Crow attualmente ha un team di 50 volontari internazionali (medici, biologi, ranger) attivi nei parchi, il cui numero aumenta di anno in anno dopo un impegnativo corso di selezione. Il team proviene principalmente dall’Europa e dagli Stati Uniti, ma la maggior parte delle missioni si svolge in Africa e in Asia.

In Africa, il bracconaggio è una guerra quotidiana. Centinaia di contadini e allevatori impoveriti cercano nel commercio di animali o di parti di animali una soluzione ai loro problemi. «Il bracconaggio – osserva Simone Panetta, ranger certificato Crow – è un atto vile e imperdonabile, compiuto al solo scopo di arricchirsi rapidamente indipendentemente dal danno causato alla biodiversità. Distruggere la biodiversità significa negare un futuro a quello successivo generazioni, povere in termini sia economici sia morali».

In questo conflitto, Crow offre ai ranger un allenamento tattico armato e disarmato, una formazione medica di emergenza (incentrata sulla medicina remota e tattica) e un’educazione alla conservazione ambientale (compresi il comportamento animale e la gestione dei progetti di conservazione).

Oltre a fornire programmi di formazione, l’organizzazione offre anche ulteriori servizi di supporto gratuiti ai parchi nazionali e privati coinvolti nella lotta per proteggere la biodiversità del nostro pianeta (valutazioni del rischio, fornitura di materiali necessari, supportare la ricerca accademica, ecc.). «La biologia della conservazione – spiega Federico Romani ranger di Crow – è una scienza multidisciplinare che affronta l’attuale crisi mettendo insieme conoscenze e pratiche diverse tra di loro.
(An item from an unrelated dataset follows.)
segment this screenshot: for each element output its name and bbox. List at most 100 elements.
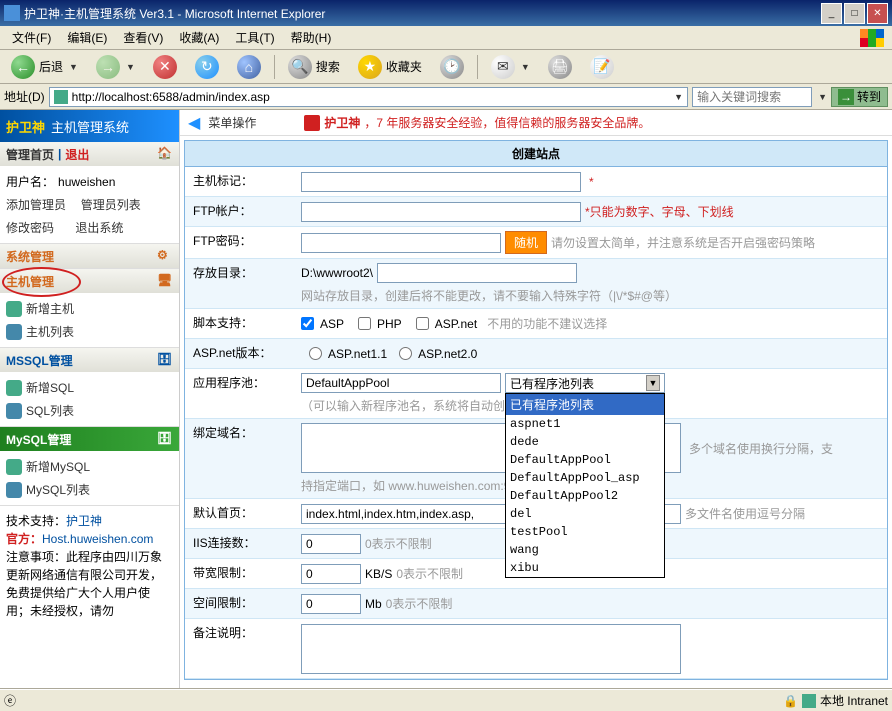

Solo così riusciremo ad affrontare il problema e a risolverlo».

Quella del ranger è una vita dura e, per certi versi, avventurosa. «Non riesco a immaginare di passare una vita in un ufficio – spiega il ranger Musa Dube – adoro le attività sul territorio e la natura, quindi quando ne ho avuto la possibilità ho frequentando il corso tenuto da Crow. La formazione è stata dura, solo il 30% dei 45 studenti, ha passato la selezione, ma ce l’ho fatta e sono stato assunto lo stesso giorno della prova finale del corso. […] Come ranger, non ho orari, siamo sempre in servizio. Dobbiamo tenere gli occhi e le orecchie sempre aperte, pronti a catturare ogni segnale. Questa è l’unica strada per operare in sicurezza nella boscaglia e catturare i bracconieri».